The Accidents of History

In a FB discussion of yesterday's post I mentioned something that I called an "accident of history." I identify three scholars in the last-third of the 20th century who had been particularly diligent in matters related to basic history. One, J.A.T. Robinson, produced the most extensive, synthetic, study of the dates of the New Testament since Harnack's work seventy years earlier. A second, Colin J. Hemer, was actively engaged in critically updating the work of William Ramsay c. 1890-1910, who perhaps more than any other scholar in the history of NT studies worked to integrate the findings of archaeology into the history of the NT era (and, as a side-note, his understanding of Paul's theology was in many ways well ahead of its time). A third, Ben F. Meyer, recognized that other disciplines had not stopped thinking about how to do basic history when we turned to other pursuits a century ago, and that as such, if our basic histories were to be adequately updated, so too must our thinking about how to do basic history.

Unfortunately, all three of these men passed away relatively young, all from cancer. Robinson died at 64. He left an uncompleted monograph, The Priority of John, which expanded upon his arguments on the date of John's Gospel that he had earlier developed in Redating the New Testament (Robinson had been for the bulk of his career focused upon Johannine studies and contemporary theology--his 1963 work, Honest to God, was one of the most influential works of Christian theology produced in the 1960s--and it was doubts about the date of John's Gospel that led him to undertake full-scale reevaluation of the dates of the entire NT corpus). Hemer died at 57. He too left an uncompleted monograph, The Book of Acts in the Setting of Hellenistic History. Fortunately, both Priority of John and The Book of Acts in the Setting of Hellenistic History were close enough to complete that colleagues were able to bring them into a publishable state. But, as Conrad Gempf says in his foreword to The Book of Acts: Hemer's premature death "seemed especially sad in that he had spent years reading, learning, accumulating knowledge, and was just at the point of beginning to burst out with monograph after monograph applying this wealth of learning." Had these scholars had another decade or two or three to continue writing, what further might they have contributed to a reinvigorated basic history?

Meyer was able to contribute greater quantity of his specific contributions to basic history than either Robinson or Hemer: Robinson did not turn to such issues until relatively late in his abbreviated life, and Hemer died so much younger than the other two men that his contributions were cut short that much sooner.

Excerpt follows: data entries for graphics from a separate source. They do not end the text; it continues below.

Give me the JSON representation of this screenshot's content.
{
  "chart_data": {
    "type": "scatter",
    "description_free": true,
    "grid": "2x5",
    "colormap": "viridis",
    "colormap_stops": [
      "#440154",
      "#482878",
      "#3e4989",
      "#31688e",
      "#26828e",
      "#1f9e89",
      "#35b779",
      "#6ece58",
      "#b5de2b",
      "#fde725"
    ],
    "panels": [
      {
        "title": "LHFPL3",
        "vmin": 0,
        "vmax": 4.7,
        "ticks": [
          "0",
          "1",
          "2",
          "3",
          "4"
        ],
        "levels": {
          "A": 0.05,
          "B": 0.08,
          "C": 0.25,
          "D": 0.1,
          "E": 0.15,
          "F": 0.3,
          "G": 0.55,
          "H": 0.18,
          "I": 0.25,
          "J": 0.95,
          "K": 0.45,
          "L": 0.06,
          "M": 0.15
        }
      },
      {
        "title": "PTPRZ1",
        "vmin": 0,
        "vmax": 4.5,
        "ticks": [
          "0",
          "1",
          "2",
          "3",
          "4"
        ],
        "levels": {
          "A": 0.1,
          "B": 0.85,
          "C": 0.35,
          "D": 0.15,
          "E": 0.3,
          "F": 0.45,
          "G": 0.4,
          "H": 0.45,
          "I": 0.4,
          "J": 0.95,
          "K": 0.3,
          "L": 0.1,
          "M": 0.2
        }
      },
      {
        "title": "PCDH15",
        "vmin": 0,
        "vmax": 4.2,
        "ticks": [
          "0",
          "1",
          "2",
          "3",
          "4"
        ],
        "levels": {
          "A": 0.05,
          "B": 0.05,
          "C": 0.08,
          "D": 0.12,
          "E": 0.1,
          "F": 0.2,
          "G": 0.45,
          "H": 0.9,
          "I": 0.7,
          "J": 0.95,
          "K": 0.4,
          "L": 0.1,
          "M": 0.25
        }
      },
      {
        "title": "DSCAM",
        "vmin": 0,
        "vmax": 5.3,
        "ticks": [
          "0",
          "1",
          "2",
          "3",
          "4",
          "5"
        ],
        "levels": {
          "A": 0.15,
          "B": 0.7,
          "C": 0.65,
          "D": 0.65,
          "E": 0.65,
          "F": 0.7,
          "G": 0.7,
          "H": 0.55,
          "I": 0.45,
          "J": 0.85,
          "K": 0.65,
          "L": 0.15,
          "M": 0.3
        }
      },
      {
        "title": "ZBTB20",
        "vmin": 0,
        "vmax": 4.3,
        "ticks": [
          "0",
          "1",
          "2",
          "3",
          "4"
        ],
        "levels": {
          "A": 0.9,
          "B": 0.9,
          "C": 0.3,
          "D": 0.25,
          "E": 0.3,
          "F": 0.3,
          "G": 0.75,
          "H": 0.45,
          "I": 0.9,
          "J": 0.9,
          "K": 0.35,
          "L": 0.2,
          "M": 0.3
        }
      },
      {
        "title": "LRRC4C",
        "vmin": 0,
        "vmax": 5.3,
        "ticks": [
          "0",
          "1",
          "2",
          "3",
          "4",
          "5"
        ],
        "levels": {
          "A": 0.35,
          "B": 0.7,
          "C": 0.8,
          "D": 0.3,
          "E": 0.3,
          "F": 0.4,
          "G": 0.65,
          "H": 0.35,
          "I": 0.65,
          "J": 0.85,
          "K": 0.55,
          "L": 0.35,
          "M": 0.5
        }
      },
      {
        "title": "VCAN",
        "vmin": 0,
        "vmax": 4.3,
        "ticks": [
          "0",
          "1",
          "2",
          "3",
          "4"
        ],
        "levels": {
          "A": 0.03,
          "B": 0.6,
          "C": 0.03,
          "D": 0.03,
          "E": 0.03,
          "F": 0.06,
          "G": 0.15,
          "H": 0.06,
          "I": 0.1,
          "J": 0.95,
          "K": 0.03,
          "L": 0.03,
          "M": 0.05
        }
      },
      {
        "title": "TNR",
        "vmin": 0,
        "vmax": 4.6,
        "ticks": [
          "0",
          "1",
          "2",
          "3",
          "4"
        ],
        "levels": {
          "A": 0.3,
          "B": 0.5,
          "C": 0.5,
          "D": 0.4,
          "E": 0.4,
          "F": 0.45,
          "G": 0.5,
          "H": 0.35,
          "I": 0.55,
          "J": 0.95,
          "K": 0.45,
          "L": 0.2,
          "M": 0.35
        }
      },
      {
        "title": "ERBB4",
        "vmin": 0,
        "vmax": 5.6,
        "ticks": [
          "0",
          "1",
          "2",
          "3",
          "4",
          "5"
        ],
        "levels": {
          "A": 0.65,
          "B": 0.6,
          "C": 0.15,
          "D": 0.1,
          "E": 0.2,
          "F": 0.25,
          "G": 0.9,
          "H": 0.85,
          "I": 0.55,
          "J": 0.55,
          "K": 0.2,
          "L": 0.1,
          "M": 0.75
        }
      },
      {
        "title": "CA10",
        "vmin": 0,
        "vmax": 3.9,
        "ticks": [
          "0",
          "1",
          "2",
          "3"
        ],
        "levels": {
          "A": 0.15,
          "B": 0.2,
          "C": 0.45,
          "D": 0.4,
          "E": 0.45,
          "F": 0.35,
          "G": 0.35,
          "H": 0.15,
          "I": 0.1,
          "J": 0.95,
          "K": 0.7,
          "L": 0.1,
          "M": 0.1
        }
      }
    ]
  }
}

That said, Meyer did not produce as great a quantity of basic history as either of the other two, because his interests were really philosophical. Collingwood distinguishes between doing history and thinking about what it is that we do when we do history, and Meyer more fell into that latter category than either Robinson or Hemer (who were much more interested in just getting on with doing history than in thinking about doing history). Still, Meyer was producing what I consider to be a remarkable basis for doing basic history: one that took into account the "Copernican turn" in historiography identified by Collingwood (namely, the recognition that history is an inferential enterprise carried out on the authority not of data but rather of the historian) and augmented it with a sophisticated theory of the historical and knowing subject derived from Lonergan. His work is indispensable to a reinvigorated basic history, I would argue, because it gets us around the common objections raised in the discipline regarding the possibility of arriving at historical knowledge. Still, even though he lived longer than either Hemer or Robinson, he was also sick for a much longer time. Hemer and Robinson both suffered from relatively short illness, whereas Meyer was dying for a decade. Certainly his output during that decade was less than it might have been had he not been so ill, but we do probably have more of what he might have written than we do of certainly Hemer and probably Robinson.

Statistically, the likelihood that each of these scholars would find their scholarly careers cut short by cancer was quite low. But it happened, and not only is it a human tragedy (as illness always is) but it was also a great loss to NT scholarship, especially for those of us most interested in basic history. It is an accident of history, the sort that in fact emphasizes the important of basic history. No social history or cultural history or doctrinal history, no law-like speculative philosophy of history, could apprehend this accident. It is something that we can know only when we ask who did what when and where.